# polyvoice
[](https://github.com/ekhodzitsky/polyvoice/actions/workflows/ci.yml)
[](https://crates.io/crates/polyvoice)
[](https://docs.rs/polyvoice)
[](LICENSE)
**Speaker diarization for Rust — who spoke when, on CPU, without Python.**
Beta-quality, ONNX-powered, ~30 MB. Embeds into any Rust app, with Python, C, and
CLI bindings.
```
Speaker_0: 0.0s - 12.3s
Speaker_1: 14.1s - 28.7s
Speaker_0: 31.2s - 45.0s
```
Like-for-like (collar 0, overlap-scored) VoxConverse-test DER is **18.5%** vs
pyannote 3.1's **11.3%** — a few DER points traded for a CPU-only, MIT,
**ungated** engine that needs no Python — see [Benchmarks](docs/BENCHMARKS.md).
## Install
```bash
cargo add polyvoice --features "onnx,download" # Rust library
pip install polyvoice # Python
cargo install polyvoice --features cli # CLI
```
## Usage
```rust,no_run
use polyvoice::models::ModelRegistry;
use polyvoice::pipeline_v2::Pipeline;
use polyvoice::types::{Profile, SampleRate};
fn main() -> Result<(), Box<dyn std::error::Error>> {
let pipeline = Pipeline::builder()
.profile(Profile::Balanced) // auto speaker count
.with_models_from(ModelRegistry::default()?) // models auto-download on first run
.build()?;
let (samples, sr) = polyvoice::wav::read_wav("meeting.wav")?;
let result = pipeline.run(&samples, SampleRate::new(sr).ok_or("bad sample rate")?)?;
for turn in &result.turns {
println!("{}: {:.1}s - {:.1}s", turn.speaker, turn.time.start, turn.time.end);
}
Ok(())
}
```
```bash
polyvoice download-models --profile balanced
polyvoice diarize meeting.wav --output meeting.rttm
```
Python usage and the full API live on [docs.rs](https://docs.rs/polyvoice).
## Why polyvoice
- **Maintained, pure-Rust, streaming-capable.** The popular `sherpa-rs` bindings
are archived; polyvoice is an actively-maintained, pure-Rust diarization path
(ONNX via `ort`, no C++ toolkit) with first-class streaming.

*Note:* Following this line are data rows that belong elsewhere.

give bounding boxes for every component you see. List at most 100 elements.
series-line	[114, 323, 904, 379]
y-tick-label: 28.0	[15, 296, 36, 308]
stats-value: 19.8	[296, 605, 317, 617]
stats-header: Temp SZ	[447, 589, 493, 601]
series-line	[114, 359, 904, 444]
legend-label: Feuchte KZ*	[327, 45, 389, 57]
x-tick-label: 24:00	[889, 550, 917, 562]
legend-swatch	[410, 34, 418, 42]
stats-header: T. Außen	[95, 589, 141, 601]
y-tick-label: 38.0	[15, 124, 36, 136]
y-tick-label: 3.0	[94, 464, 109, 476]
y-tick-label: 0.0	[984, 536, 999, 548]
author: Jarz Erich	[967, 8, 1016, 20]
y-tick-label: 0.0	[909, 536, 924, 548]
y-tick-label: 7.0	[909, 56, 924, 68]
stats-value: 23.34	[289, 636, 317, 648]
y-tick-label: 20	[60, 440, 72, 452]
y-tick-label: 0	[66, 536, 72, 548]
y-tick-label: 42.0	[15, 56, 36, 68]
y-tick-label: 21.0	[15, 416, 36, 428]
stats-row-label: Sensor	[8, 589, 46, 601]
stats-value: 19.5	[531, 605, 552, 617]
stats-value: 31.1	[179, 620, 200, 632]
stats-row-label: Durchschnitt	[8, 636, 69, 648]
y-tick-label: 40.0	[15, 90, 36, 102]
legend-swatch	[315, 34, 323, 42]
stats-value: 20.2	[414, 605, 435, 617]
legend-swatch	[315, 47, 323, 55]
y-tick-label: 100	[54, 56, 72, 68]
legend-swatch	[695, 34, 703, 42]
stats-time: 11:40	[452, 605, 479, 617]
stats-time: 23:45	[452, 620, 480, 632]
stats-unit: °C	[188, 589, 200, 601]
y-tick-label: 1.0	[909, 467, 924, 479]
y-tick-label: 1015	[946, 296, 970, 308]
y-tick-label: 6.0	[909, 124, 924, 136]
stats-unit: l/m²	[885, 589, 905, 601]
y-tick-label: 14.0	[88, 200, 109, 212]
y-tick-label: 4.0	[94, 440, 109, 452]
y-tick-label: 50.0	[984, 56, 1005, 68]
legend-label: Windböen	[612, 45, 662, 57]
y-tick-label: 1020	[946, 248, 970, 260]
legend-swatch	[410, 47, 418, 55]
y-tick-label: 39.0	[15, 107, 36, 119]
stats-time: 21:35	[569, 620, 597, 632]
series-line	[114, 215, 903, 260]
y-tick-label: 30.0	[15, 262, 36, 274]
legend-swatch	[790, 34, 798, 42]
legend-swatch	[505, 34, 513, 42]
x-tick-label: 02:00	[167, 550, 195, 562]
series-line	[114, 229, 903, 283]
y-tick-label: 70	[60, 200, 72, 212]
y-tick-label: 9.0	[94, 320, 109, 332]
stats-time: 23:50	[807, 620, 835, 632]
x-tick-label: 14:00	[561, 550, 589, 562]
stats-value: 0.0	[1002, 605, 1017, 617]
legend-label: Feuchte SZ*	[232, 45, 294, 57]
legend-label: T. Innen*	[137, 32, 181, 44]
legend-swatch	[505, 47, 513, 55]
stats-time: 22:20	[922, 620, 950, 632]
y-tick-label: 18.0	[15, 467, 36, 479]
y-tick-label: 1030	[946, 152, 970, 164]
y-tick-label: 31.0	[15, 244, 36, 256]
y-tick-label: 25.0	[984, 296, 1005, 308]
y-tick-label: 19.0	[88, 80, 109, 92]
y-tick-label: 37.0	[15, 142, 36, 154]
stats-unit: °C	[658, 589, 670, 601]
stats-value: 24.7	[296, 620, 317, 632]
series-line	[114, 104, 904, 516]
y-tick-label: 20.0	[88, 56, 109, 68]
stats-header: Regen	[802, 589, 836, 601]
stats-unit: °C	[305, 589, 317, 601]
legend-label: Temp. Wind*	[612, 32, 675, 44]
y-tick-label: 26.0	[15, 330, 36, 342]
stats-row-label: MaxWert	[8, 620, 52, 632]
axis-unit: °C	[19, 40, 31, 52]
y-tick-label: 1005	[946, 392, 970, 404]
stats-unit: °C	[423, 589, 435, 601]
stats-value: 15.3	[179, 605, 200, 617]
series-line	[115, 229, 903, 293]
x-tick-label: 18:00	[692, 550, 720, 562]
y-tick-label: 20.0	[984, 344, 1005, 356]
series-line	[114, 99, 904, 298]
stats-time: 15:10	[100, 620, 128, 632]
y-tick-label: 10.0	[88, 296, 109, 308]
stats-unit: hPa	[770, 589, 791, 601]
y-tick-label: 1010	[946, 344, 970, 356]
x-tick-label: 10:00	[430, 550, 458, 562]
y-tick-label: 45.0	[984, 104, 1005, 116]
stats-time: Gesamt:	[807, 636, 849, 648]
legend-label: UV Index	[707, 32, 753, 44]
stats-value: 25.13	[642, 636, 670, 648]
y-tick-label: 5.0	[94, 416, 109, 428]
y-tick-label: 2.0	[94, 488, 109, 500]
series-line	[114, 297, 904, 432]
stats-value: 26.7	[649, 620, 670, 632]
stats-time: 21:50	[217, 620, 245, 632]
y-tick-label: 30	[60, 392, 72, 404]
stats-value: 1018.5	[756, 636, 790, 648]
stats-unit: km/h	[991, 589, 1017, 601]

- **One library, four surfaces.** Rust + Python + C FFI + CLI from a single crate.
- **CPU-first, ~30 MB, MIT.** No GPU, no Python runtime, no gated model access.
It is **not** the accuracy leader — like-for-like (collar 0, overlap-scored)
VoxConverse-test DER is **18.5%** versus **11.3%** for pyannote 3.1. It trades
those DER points for deployability: a pure-Rust, CPU, MIT, **ungated** engine
(pyannote's weights are gated behind an HF token) with four bindings and
streaming.
## How it works
```
audio (f32 PCM)
→ VAD / Powerset segmentation
→ WeSpeaker embeddings
→ clustering (AHC / K-means / NME-SC, automatic speaker count)
→ speaker turns
```
Streaming (`OnlineDiarizer`) and batch (`OfflineDiarizer`), with a single-speaker
guard so quiet or single-voice audio does not hallucinate clusters.
## Documentation
- [Benchmarks](docs/BENCHMARKS.md) — collar-disclosed DER numbers and provenance
- [Production readiness](PRODUCTION-READINESS.md) — deployment guidance (GO / NO-GO)
- [Migrating from 0.5](docs/MIGRATING-FROM-0.5.md) · [Glossary](docs/GLOSSARY.md)
- [Contributing](CONTRIBUTING.md) · [Changelog](CHANGELOG.md)
## License
MIT
---
> **Name:** this project is **polyvoice — speaker diarization for Rust**,
> unrelated to ByteDance's "PolyVoice" speech-translation research.